Here's part of his answer. Read the whole thing to see the rest:
I’ve had to learn how I work best, and it’s not the cultural ideal of tightly scheduled efficiency. For me, effective and productive often operate in ways that seem quite “inefficient.” I’m more “third-world” in my use of time: event-oriented and person-oriented, rather than time-conscious and to-do-list-conscious. I operate with an inner gyroscope tuned to whether or not any particular experience or interaction is complete – not to how long it takes or whether it fits the schedule. I’m attuned to whether or not any particular thought is actually finished thinking, rather than whether the product is done on time. So I tend to take the time it takes to get something right—whether that “something” is the close attentiveness of getting fully engaged in this conversation of consequence, or how to craft this sentence and paragraph, or whether I’m stopping and actually noticing the hawk flying overhead right now.
My way of working—of living—means that I’m not very “efficient” in my use of time because I tend to take the time. I am the world’s worst when it comes to multi-tasking and to checking off to-do list items. It can be a fault for which I must repent; it’s my greatest strength, because I’m fully engaged. I usually forget the clock and the list when I’m working best because I become absorbed in free-form exploration and in qualitative aspects of work-in-progress. We seek to compensate for the shortcomings in my way of operating by getting support from more organized and efficient people who can field incoming requests and help me prioritize.
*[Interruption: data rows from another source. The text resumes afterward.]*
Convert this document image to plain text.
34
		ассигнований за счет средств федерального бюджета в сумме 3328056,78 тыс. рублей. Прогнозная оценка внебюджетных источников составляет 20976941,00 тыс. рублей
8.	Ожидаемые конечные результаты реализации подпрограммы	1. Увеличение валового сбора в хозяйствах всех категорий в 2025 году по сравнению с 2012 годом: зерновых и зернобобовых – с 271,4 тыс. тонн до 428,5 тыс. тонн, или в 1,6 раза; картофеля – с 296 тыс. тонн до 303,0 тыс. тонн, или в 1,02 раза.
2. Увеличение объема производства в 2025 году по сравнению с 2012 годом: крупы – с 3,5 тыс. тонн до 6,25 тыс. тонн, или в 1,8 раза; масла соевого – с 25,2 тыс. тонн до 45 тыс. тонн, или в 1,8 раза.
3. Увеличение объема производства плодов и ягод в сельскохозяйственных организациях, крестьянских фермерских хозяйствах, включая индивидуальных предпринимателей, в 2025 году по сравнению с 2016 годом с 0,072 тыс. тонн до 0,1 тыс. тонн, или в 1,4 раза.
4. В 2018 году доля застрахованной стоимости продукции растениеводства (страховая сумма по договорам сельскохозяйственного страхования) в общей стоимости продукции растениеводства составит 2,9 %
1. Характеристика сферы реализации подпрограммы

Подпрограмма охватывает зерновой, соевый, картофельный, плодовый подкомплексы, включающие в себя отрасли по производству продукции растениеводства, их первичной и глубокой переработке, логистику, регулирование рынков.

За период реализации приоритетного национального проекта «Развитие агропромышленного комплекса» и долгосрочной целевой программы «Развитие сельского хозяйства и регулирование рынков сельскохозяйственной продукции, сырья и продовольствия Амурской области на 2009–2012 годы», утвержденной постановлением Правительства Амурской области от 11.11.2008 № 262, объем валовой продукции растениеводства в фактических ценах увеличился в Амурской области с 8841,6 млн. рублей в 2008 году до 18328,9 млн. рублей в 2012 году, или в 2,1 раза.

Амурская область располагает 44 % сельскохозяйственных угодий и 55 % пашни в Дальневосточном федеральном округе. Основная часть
I admire people who seem able to use every moment productively. But I’ve found that I simply do not work well that way. A certain kind of “wasting time” has proven to be absolutely essential to my fruitfulness. (I’m not recommending my way to others, but simply describing what I’ve learned about how I work. Perhaps some readers also work this way, and can find freedom from trying to live up to an ideal—the so-called “Protestant ethic”—that ill suits how God has made them to function.)